Mother Raises Son With Father's Wisdom

Mother keeps father's memory alive for her son through his wartime journal.

ByABC News
December 24, 2008, 1:03 PM

Dec. 29, 2008— -- For Dana Canedy, it was a classic case of opposites attracting. She was a hard-charging New York Times reporter, her fiance 1st Sgt. Charles King a career military man of few words but unshakeable convictions.

In 2005, Canedy gave birth to their son Jordan, while King was on combat patrol in Iraq's notorious Triangle of Death. Jordan was already 4 months old the first time he met his father, when King was home on a two-week leave from the Army.

Six weeks later, King, 48, was killed by a roadside bomb on an isolated road near Baghdad.

"As one of his soldiers put it to me," Canedy recalls, "his spirit was trying to stay with us but his body just couldn't. I just wish I could have been there to put my arms around him and tell him it was OK to go."

Today, Jordan is an active 2-and-a-half year old whose room is full of toys and mementos of his father, including a pair of King's shoes with his socks still inside.

Click here to read an excerpt from "A Journal for Jordan."

"One of the things I like about the shoes is you can still see the outline of his foot," Canedy says. "And I can feel it. If I close my eyes, I can feel his foot in there."

Although King is no longer with them, Canedy strives every day to make sure Jordan can feel his father's presence. Thankfully, she has a little help from King himself, a life story that Denzel Washington has optioned for a possible movie.

Canedy says King understood the risks of war and what it could mean for his family, so he left behind a journal for his son, filled with a father's wisdom. In some ways, Canedy believes that King wrote his words with the awareness that he might not make it back to his family. "I think there were many days he felt that way," she says.

Inside, King addresses the issues Jordan is not yet old enough to ask about: intolerance, faith and even his experiences in combat.
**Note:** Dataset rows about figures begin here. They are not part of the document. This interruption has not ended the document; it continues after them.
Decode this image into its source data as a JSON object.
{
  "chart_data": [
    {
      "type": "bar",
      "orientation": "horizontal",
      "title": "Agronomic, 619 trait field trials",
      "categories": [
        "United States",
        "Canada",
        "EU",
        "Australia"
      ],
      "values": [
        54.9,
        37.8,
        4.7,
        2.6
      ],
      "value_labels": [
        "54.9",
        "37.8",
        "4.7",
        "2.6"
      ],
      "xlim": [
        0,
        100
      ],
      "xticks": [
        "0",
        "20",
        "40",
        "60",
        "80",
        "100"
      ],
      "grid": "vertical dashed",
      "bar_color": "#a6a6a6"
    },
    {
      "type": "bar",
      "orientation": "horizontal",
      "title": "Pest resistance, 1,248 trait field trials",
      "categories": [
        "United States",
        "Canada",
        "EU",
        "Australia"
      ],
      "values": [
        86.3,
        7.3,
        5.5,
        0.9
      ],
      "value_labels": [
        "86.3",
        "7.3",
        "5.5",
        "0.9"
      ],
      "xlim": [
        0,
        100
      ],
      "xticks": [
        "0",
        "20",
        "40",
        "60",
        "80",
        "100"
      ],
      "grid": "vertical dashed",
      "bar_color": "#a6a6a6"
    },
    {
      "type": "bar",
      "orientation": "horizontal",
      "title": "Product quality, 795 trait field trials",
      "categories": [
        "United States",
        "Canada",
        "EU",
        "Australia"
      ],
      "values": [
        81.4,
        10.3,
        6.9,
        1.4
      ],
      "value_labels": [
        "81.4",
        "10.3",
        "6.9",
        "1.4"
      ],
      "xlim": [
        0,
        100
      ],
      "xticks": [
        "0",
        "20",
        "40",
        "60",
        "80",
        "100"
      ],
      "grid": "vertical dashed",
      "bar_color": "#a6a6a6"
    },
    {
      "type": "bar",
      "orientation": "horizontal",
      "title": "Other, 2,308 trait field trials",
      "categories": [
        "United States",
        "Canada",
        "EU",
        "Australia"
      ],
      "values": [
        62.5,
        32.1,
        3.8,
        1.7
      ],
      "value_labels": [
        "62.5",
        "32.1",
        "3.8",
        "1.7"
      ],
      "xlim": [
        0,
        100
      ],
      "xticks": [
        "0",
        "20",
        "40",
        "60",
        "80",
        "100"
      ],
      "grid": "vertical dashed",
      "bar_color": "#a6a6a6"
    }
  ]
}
"It is all right for boys to cry," one passage reads. "It's not fair to judge someone by the content of their skin," reads another. King even gives simple advice, like where to hide money on vacation -- "in your shoe or a secret compartment."

King was committed to completing the journal while serving in Iraq but after the death of one of his soldiers months before his own death, King sent the journal home.